サマリー
◆ユーロ圏の4-6月期の成長率は、建設投資と個人消費が牽引役となって1-3月期と同じ前期比+0.4%程度になったと推測される。年初から軟調だった鉱工業生産も5月には反発した。ただし、先の読めない貿易摩擦問題が影を落としており、製造業を中心に企業景況感は悪化傾向にある。米国と中国が制裁関税の応酬を続けていることに加え、米国が自動車の輸入関税引き上げを検討しており、ユーロ圏企業は間接的、あるいは直接的な悪影響を懸念している。「貿易戦争」に勝者はいないとされるが、震源地の米国経済が(まだ?)好調を維持している中で、ユーロ圏の景況感悪化が目立つのは、ユーロ圏の輸出依存度が高く、世界貿易の伸び鈍化により敏感なためと考えられる。

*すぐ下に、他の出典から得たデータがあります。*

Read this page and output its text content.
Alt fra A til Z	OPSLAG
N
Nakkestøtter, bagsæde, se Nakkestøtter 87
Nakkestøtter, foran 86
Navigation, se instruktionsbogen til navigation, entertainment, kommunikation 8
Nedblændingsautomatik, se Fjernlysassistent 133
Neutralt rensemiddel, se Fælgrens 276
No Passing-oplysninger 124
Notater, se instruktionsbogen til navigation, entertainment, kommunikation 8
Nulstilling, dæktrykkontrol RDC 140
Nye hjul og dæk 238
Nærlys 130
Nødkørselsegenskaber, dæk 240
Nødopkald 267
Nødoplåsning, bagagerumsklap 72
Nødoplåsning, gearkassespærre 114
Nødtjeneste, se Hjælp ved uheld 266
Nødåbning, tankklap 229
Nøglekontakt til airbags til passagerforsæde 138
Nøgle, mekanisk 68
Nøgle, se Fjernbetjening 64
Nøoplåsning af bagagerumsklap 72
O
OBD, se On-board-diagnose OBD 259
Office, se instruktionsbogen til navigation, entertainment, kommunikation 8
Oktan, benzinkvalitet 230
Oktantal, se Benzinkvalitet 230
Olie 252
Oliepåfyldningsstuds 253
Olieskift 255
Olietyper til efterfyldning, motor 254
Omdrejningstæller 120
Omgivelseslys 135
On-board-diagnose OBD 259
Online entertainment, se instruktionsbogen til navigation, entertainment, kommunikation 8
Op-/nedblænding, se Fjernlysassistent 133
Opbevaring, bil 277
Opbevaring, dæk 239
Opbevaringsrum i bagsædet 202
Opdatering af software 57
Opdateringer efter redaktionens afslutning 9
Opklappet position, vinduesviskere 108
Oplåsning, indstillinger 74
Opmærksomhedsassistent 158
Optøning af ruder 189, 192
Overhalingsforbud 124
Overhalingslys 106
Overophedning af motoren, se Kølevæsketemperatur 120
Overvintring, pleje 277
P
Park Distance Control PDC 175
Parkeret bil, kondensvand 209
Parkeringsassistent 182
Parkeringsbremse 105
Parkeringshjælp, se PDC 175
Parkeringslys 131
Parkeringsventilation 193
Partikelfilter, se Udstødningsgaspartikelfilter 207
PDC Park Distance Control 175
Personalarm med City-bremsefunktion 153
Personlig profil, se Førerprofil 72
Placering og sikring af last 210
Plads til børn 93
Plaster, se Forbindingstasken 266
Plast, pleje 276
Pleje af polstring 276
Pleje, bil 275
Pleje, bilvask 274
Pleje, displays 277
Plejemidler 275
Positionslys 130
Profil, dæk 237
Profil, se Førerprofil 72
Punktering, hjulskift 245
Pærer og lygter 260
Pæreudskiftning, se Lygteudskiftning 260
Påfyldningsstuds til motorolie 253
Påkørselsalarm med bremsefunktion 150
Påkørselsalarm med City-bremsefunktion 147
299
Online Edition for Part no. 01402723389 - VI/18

◆英国の成長率は1-3月期の前期比+0.2%から、4-6月期は同+0.4%程度に加速したと推測される。牽引役はやはり個人消費である。英国でも貿易摩擦は景気の懸念材料だが、最大の不透明要因はEU離脱(Brexit)の行方である。メイ首相が7月6日にEUとの良好な関係の維持を重視する「ソフトな」離脱方針を提示して閣議の了承を得たことで、膠着状態にあるEUとの交渉が動き出すと期待された。しかし、この新方針はデービスEU離脱担当相とジョンソン外相というEU強硬離脱派の辞任を招いただけでなく、ハードな離脱とソフトな離脱の支持者が保守党内及び議会内で引き続き拮抗していることと、その中でEU離脱方針を打ち出すことの難しさを改めて印象付けた。英国とEUとの離脱交渉はこの秋に最大の山場を迎えるが、「EUとの合意なしの離脱」の可能性が高まっているのではないかと懸念される。